I wonder maximum number of threads per block really limits the number of threads in each block.

I have found that CUDA device_info gives maximum number of threads per block. However, when I run some CUDA file, it worked well!

This is the information of DEVICE about maximum number of threads per block:

Maximum number of threads per multiprocessor:  2048
  Maximum number of threads per block:           1024

This is the code of my CUDA file:

dim3 threadPB(1024,1024,64);

As you can see, the number of threads I allocate is 67108864 and it exceeds 1024(=Maximum number of threads per block).

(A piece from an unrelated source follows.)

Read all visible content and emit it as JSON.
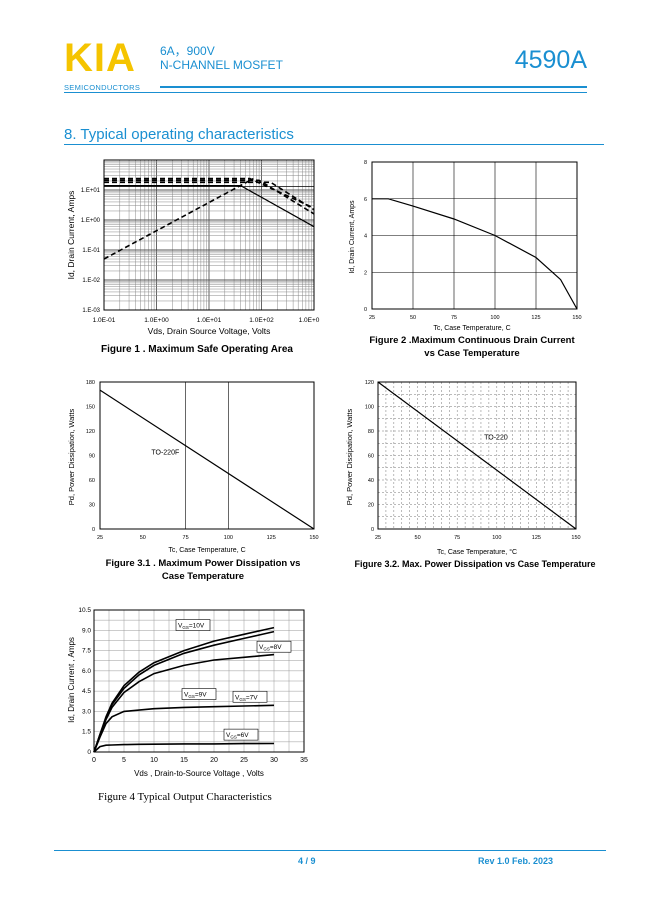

Does it really cause a problem to allocate threads at each block more than threads device allows?

do you really allocate 67108864 threads, or do you allocate 64 x 1024 x 1024 threads - a thread block of 1024 threads that is run 1024 x 64 times?

as a simple test, try to seat a kernel with:

dim3 dB(1024x1024x64, 1, 1)

or even
dim3 dB(2048,1, 1)

you can easily step the program in the debugger, suspend it, and note what kernel thread blocks are resident, with their dimensions

This is my source code:

#define N 100000
__global__ void add(int *a, int *b, int *c){
        int tid = threadIdx.x + blockDim.x *threadIdx.y + blockDim.y *blockDim.x * threadIdx.z;
        printf("[%d] x=%d, y=%d, z=%d\n",tid,threadIdx.x,threadIdx.y,threadIdx.z);
        //while(tid< N){
                c[tid] = a[tid]+ b[tid];
        //      tid += blockDim.x * gridDim.x;

int main (){
        struct timeval tv1,tv2,ctv1,ctv2;

        int a[N], b[N],c[N];
        int *dev_a, *dev_b,*dev_c;

        cudaMalloc((void **)&dev_a, N * sizeof(int));
        cudaMalloc((void **)&dev_b, N * sizeof(int));
        cudaMalloc((void **)&dev_c, N * sizeof(int));
        int i;
                a[i] =-i;
                b[i]= i*i;

        cudaMemcpy(dev_a, a, N * sizeof(int),cudaMemcpyHostToDevice);
        cudaMemcpy(dev_b, b, N * sizeof(int),cudaMemcpyHostToDevice);

        dim3 blockPG(2147483647, 65535, 65535);
        dim3 threadPB(16,16,4);

        cudaMemcpy(c, dev_c, N * sizeof(int),cudaMemcpyDeviceToHost);
        //for(i=0;i<N;i++) printf("%d + %d = %d\n",a[i] ,b[i], c[i]);
                if((a[i]+b[i])!=c[i]) {

The CUDA file of above post works well; it has 16,16,4 thread per block.

However, when the number of thread per block exceeds the device’s limit, it does not print sequence while the result is correct.

This is the result of CUDA when I set 1024 threads:

[727] x=7, y=13, z=2
[728] x=8, y=13, z=2
[729] x=9, y=13, z=2
[730] x=10, y=13, z=2
[731] x=11, y=13, z=2
[732] x=12, y=13, z=2
[733] x=13, y=13, z=2
[734] x=14, y=13, z=2
[735] x=15, y=13, z=2

This is the result when I set 4096 threads:

Wrong in c[0]

It does not only print any error message but also correct result.

Does CUDA compiler check whether threads per block in CUDA file exceeds limit of device?

Check CUDA return codes for errors, and (for a test) zero the result space before launching the kernel.

CUDA does not clear allocated memory, so you are very likely to find the (correct) results from a previous successful kernel launch. This is a common cause for confusion for new CUDA users.